Los casos de Francia y Alemania, sin rebuscar en otros de menor cuantía, son todavía ejemplos de resistencia de la derecha a pactar con los ultras
Decía que no me gusta dar por supuesto esto que ahora el mismo Feijóo adopta como un escenario probable, deseable incluso. Los casos de Francia y Alemania, sin rebuscar en otros de menor cuantía, son todavía ejemplos de resistencia de la derecha a pactar con los ultras y a buscar soluciones con las fuerzas de centro y la socialdemocracia. Claro está que, para que un matrimonio o una pareja funcione como tal, se requiere de la voluntad de ambas partes. En España, el PSOE, a falta de un Ciudadanos que muchos desearíamos en el centro, ejerciendo de amortiguador de tentaciones de deriva hacia los polos, parece igualmente cómodo en fomentar el “bloquismo”, en este caso de la izquierda y el nacionalismo, el viejo frentepopulismo. La polarización en la que hemos devenido se lleva bien con estos esencialismos.
En algunas autonomías y con la boca pequeña, voces socialistas han invocado algún tipo de solución colaborativa con el PP para evitar el papel indispensable de Vox. Las dinámicas, tanto en el PSOE como en el PP, de no hacer prisioneros, han abortado cualquier experimento en este sentido. Una limitación que se autoimponen los dos grandes partidos del sistema mientras continúan arrojándose a la cabeza los mutuos acuerdos con sus extremos respectivos.
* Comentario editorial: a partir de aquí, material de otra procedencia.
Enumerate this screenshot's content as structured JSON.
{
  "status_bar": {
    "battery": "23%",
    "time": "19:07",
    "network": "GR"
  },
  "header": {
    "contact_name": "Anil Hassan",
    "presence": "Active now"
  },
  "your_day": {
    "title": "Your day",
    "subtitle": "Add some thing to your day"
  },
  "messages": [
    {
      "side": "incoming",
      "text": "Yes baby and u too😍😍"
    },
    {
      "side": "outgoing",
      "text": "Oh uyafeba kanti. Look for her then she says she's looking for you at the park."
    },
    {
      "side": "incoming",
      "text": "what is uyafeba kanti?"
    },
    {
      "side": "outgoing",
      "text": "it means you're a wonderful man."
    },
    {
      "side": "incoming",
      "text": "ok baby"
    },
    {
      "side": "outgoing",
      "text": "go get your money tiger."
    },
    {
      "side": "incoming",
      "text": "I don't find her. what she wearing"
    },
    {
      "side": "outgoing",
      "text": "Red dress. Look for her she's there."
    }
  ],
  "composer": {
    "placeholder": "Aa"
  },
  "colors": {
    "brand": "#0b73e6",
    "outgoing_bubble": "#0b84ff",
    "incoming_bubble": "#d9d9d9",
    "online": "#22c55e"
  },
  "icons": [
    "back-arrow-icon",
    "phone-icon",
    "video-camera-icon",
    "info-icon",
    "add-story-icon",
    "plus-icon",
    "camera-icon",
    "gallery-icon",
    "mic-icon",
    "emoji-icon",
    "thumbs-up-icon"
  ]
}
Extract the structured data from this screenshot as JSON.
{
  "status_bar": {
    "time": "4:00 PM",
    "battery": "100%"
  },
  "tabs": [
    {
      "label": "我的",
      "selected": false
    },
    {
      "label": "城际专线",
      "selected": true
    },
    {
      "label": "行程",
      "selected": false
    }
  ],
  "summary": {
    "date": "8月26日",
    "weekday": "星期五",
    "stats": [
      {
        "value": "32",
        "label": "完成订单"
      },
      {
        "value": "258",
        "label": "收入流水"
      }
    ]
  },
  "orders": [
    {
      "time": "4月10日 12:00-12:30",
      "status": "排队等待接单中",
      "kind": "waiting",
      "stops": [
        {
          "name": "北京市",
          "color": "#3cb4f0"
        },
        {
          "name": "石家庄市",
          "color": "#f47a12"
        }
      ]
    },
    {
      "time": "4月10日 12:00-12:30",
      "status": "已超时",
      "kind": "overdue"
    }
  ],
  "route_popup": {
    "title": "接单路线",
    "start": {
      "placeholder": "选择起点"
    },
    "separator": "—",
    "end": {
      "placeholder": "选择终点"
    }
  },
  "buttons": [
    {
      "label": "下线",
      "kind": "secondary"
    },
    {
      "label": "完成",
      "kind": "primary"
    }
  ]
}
Más allá del afán de que el sumatorio de votos de la familia nuclear y la extendida pese más que el del clan rival, no alcanzo a ver alguna ventaja cualitativa y colectiva en todo esto. Si el candidato Feijóo me resulta plano por cohibido y timorato, no me parece más atractivo el Pedro Sánchez en su empeñoso afán de extender la agenda ideológica propia en cualquier tema y en toda circunstancia. Los paladines a derecha e izquierda -“una de las dos Españas ha de helarte el corazón”, lloró Machado- afilan sus estrategias sin que los tibios, los desapasionados y los escépticos encontremos sosiego.